Nach dem Krieg wurde keiner der Gestapo-Schergen belangt, Richter und Staatsanwälte, die Anton Hummler und viele andere Genossen verurteilt und hingerichtet hatten, genossen hohe Pensionen und Straffreiheit, da sie damaligem Recht entsprechend gehandelt hätte, d.h. der „Rechtsstaat“ BRD erkennt die verbrecherische Rechtsgrundlage der Nazis an.

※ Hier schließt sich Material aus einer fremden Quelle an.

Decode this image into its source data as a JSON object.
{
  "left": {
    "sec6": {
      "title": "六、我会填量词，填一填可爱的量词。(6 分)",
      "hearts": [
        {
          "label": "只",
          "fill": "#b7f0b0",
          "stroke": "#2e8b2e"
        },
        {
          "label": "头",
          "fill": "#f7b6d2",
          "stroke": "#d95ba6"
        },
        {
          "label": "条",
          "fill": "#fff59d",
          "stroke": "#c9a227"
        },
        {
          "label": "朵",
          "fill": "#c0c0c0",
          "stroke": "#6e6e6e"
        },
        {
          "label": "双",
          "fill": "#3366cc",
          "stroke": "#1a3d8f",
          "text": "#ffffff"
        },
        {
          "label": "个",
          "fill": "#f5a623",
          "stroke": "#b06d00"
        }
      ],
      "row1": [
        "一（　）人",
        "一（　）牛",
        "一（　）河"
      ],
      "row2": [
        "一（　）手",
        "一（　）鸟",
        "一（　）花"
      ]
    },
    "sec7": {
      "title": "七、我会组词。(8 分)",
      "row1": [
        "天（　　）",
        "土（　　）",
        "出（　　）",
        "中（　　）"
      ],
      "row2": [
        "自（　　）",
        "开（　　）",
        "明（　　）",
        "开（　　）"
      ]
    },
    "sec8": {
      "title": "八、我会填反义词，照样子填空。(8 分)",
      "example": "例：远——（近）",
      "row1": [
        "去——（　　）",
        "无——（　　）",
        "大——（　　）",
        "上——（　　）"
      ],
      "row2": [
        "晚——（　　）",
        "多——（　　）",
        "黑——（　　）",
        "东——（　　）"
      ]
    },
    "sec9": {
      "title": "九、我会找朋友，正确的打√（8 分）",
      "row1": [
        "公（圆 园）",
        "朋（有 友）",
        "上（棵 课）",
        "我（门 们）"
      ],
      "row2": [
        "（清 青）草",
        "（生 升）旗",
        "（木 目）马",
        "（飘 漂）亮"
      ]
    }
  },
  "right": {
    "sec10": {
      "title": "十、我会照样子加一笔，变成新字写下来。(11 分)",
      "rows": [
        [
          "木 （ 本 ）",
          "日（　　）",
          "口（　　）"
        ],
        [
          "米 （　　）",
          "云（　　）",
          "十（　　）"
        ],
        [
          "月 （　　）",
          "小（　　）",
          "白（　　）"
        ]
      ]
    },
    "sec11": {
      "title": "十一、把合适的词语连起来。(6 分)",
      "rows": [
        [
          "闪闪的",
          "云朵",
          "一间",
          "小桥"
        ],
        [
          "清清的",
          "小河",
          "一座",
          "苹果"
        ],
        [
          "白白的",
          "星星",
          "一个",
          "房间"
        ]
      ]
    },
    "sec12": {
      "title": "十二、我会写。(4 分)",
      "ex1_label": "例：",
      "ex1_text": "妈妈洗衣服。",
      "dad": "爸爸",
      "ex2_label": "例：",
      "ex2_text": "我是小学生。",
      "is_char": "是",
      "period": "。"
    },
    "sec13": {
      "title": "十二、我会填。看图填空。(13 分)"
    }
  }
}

Vor diesem Hintergrund muss wahrgenommen werden, warum eine Bürgerinitiative gegen die Landesregierung ankämpfen muss, der ein Profittempel wichtiger ist, als das Erinnern. Dass aber dieser Kampf um das Gedenkzentrum gewonnen wurde, ist ein großer politischer Erfolg, wie Heinz Hummler betont, und „Das Vergessen ist gefährlich, es ist die Erlaubnis zur Wiederholung“.